HONG KONG, Feb 15 (Reuters) - Bank of East Asia Ltd , a family-run Hong Kong lender, rejected a call by activist investor Elliott Management Corp to put the bank up for sale, saying the challenging economic and business environment would bode ill for such a process.
Elliott, which owns a stake of about 7 percent in Bank of East Asia (BEA), earlier this month heaped pressure on the bank to sell itself, saying its executives had serially mismanaged the business, leading to weak performance and poor returns for minority shareholders.
BEA, which has a $7.6 billion market value and is one of the last remaining family-run banks in Hong Kong, said on Monday it would carry out a strategic review of its share register business Tricor Holdings Ltd, of which it owns about 76 percent.

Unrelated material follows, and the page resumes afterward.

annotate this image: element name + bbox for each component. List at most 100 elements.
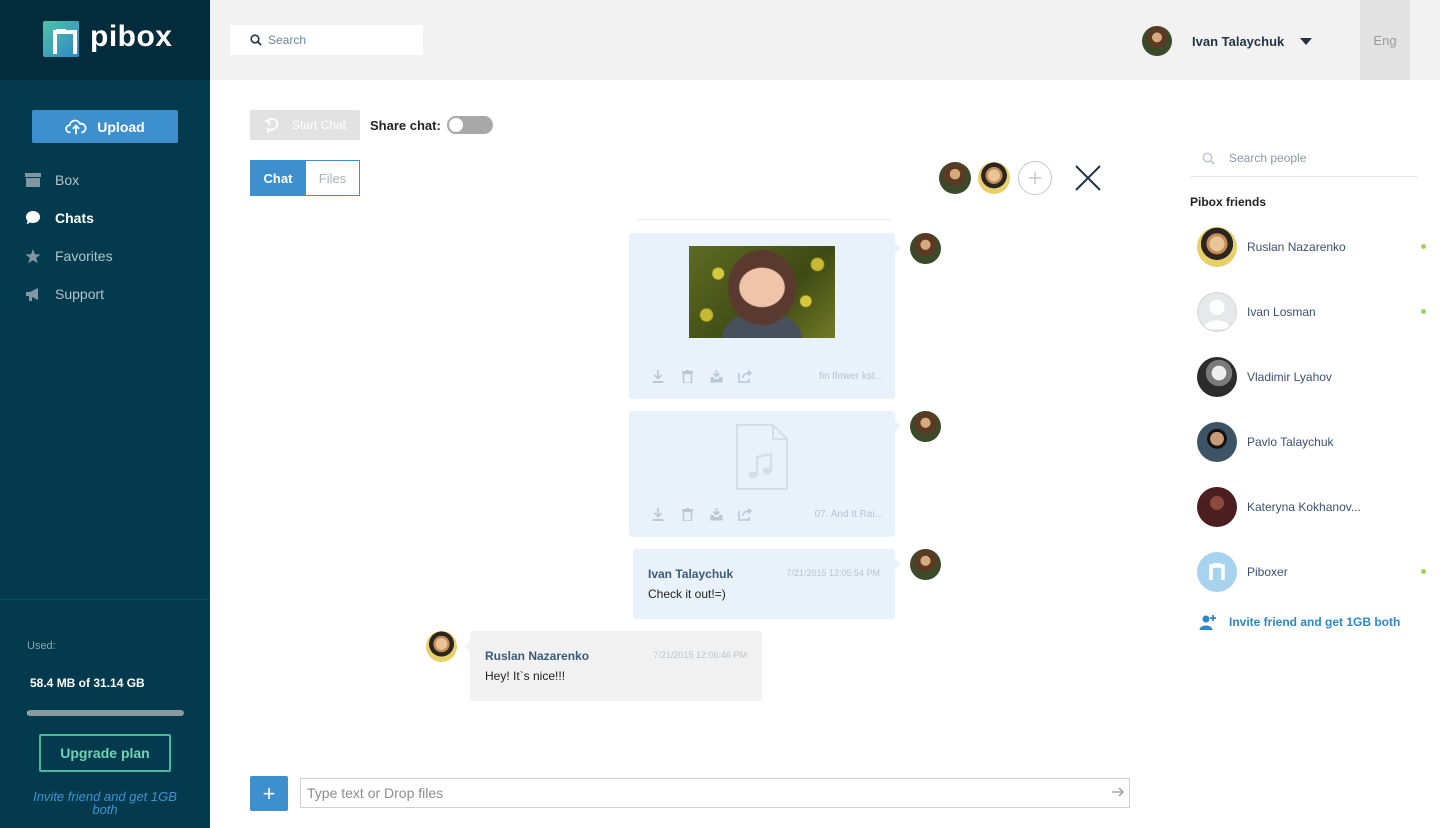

The rest of that business is owned by NWS Holdings.
BEA has hired Goldman Sachs to conduct the review, a person familiar with the matter told Reuters. The source was not authorised to speak to the media about the matter. Goldman Sachs was not available for an immediate comment.

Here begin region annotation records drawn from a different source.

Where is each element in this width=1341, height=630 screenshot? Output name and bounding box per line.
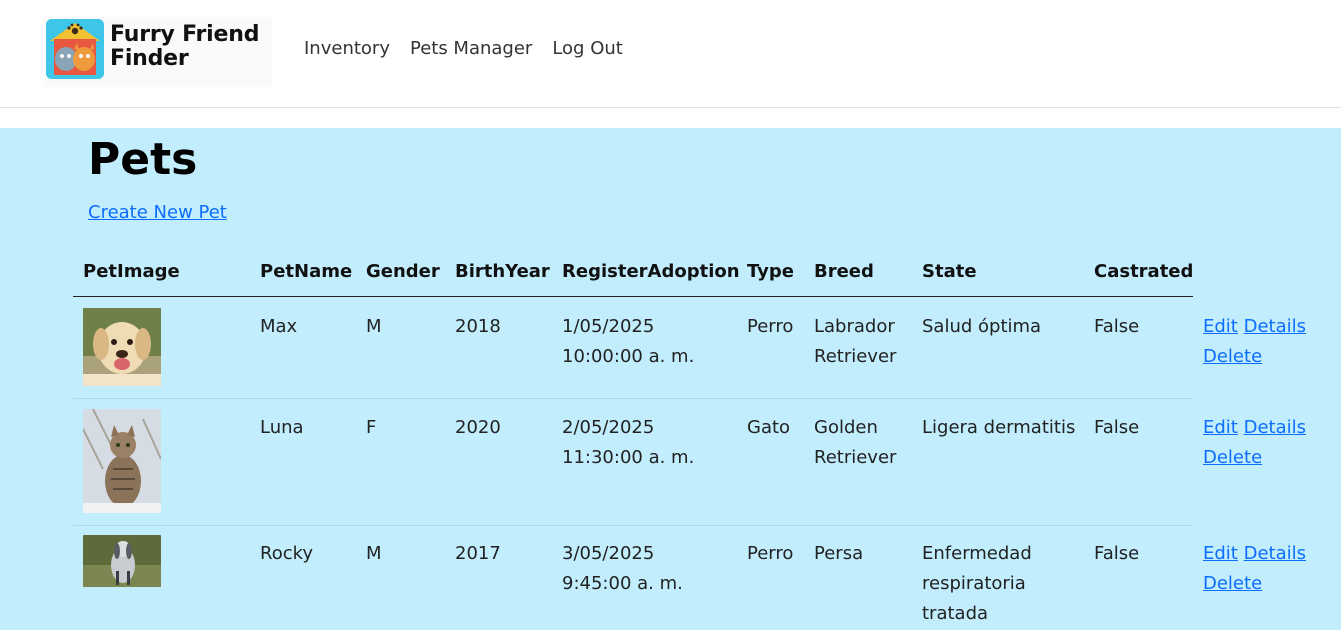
table-row: Luna F 2020 2/05/2025 11:30:00 a. m. Gat…	[73, 399, 1341, 525]
pet-birth-year: 2020	[455, 417, 501, 438]
nav-item-pets-manager[interactable]: Pets Manager	[410, 38, 532, 59]
table-row: Rocky M 2017 3/05/2025 9:45:00 a. m. Per…	[73, 525, 1341, 630]
page-title: Pets	[88, 134, 198, 185]
delete-link[interactable]: Delete	[1203, 447, 1262, 468]
row-actions: Edit Details Delete	[1203, 312, 1313, 372]
pet-image	[83, 535, 161, 587]
pet-castrated: False	[1094, 543, 1140, 564]
pet-name: Max	[260, 316, 298, 337]
register-date: 3/05/2025	[562, 543, 655, 564]
delete-link[interactable]: Delete	[1203, 573, 1262, 594]
navbar: Furry Friend Finder Inventory Pets Manag…	[0, 0, 1341, 108]
brand-name: Furry Friend Finder	[110, 22, 260, 71]
pet-name: Rocky	[260, 543, 314, 564]
pet-type: Gato	[747, 417, 791, 438]
pet-state: Salud óptima	[922, 316, 1042, 337]
details-link[interactable]: Details	[1244, 417, 1306, 438]
pet-castrated: False	[1094, 316, 1140, 337]
column-header-type: Type	[747, 261, 794, 282]
pet-birth-year: 2017	[455, 543, 501, 564]
pet-type: Perro	[747, 543, 794, 564]
pet-register-adoption: 3/05/2025 9:45:00 a. m.	[562, 539, 742, 599]
pet-gender: M	[366, 316, 382, 337]
column-header-registeradoption: RegisterAdoption	[562, 261, 740, 282]
pet-state: Ligera dermatitis	[922, 417, 1076, 438]
pet-birth-year: 2018	[455, 316, 501, 337]
details-link[interactable]: Details	[1244, 543, 1306, 564]
pet-breed: Persa	[814, 543, 864, 564]
pet-gender: F	[366, 417, 377, 438]
pet-image	[83, 308, 161, 386]
register-time: 11:30:00 a. m.	[562, 447, 695, 468]
delete-link[interactable]: Delete	[1203, 346, 1262, 367]
column-header-birthyear: BirthYear	[455, 261, 550, 282]
pet-state: Enfermedad respiratoria tratada	[922, 543, 1032, 624]
brand[interactable]: Furry Friend Finder	[44, 17, 272, 87]
column-header-petimage: PetImage	[83, 261, 180, 282]
edit-link[interactable]: Edit	[1203, 417, 1238, 438]
pet-breed: Labrador Retriever	[814, 316, 897, 367]
details-link[interactable]: Details	[1244, 316, 1306, 337]
column-header-petname: PetName	[260, 261, 353, 282]
main-content: Pets Create New Pet PetImage PetName Gen…	[0, 128, 1341, 630]
create-new-pet-link[interactable]: Create New Pet	[88, 202, 227, 223]
register-date: 2/05/2025	[562, 417, 655, 438]
pet-type: Perro	[747, 316, 794, 337]
edit-link[interactable]: Edit	[1203, 543, 1238, 564]
register-time: 10:00:00 a. m.	[562, 346, 695, 367]
row-actions: Edit Details Delete	[1203, 539, 1313, 599]
column-header-state: State	[922, 261, 977, 282]
column-header-gender: Gender	[366, 261, 440, 282]
register-date: 1/05/2025	[562, 316, 655, 337]
edit-link[interactable]: Edit	[1203, 316, 1238, 337]
pet-image	[83, 409, 161, 513]
pet-register-adoption: 2/05/2025 11:30:00 a. m.	[562, 413, 742, 473]
pet-breed: Golden Retriever	[814, 417, 897, 468]
nav-item-inventory[interactable]: Inventory	[304, 38, 390, 59]
pet-gender: M	[366, 543, 382, 564]
nav-menu: Inventory Pets Manager Log Out	[304, 38, 623, 59]
header-divider	[73, 296, 1193, 297]
column-header-castrated: Castrated	[1094, 261, 1194, 282]
register-time: 9:45:00 a. m.	[562, 573, 683, 594]
column-header-breed: Breed	[814, 261, 874, 282]
pet-house-logo-icon	[46, 19, 104, 79]
row-actions: Edit Details Delete	[1203, 413, 1313, 473]
pet-castrated: False	[1094, 417, 1140, 438]
nav-item-log-out[interactable]: Log Out	[552, 38, 623, 59]
pet-name: Luna	[260, 417, 304, 438]
table-row: Max M 2018 1/05/2025 10:00:00 a. m. Perr…	[73, 298, 1341, 398]
pet-register-adoption: 1/05/2025 10:00:00 a. m.	[562, 312, 742, 372]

"The management team and the board remain committed to maximising shareholder value and believe that the best way to achieve this in the current environment is to focus on execution and improving the bank's business," the company said in a statement to the Hong Kong stock exchange.
Elliott, which is known for battles against corporate boards, responded by saying BEA's "future business and operational initiatives are too little, too late".
"Enough is enough, and the board should now move forward by starting an auction process to explore the possibility of a sale of BEA," the statement added.
BEA also reported a 16.8 percent drop in its full-year net profit of HK$5.64 billion ($724.6 million).
BEA shares closed up 2.4 percent, while the benchmark Hang Seng share index finished 3.3 percent higher.
BEA counts Spain's CaixaBank and Japan's Sumitomo Mitsui Financial Group Inc as its other top shareholders.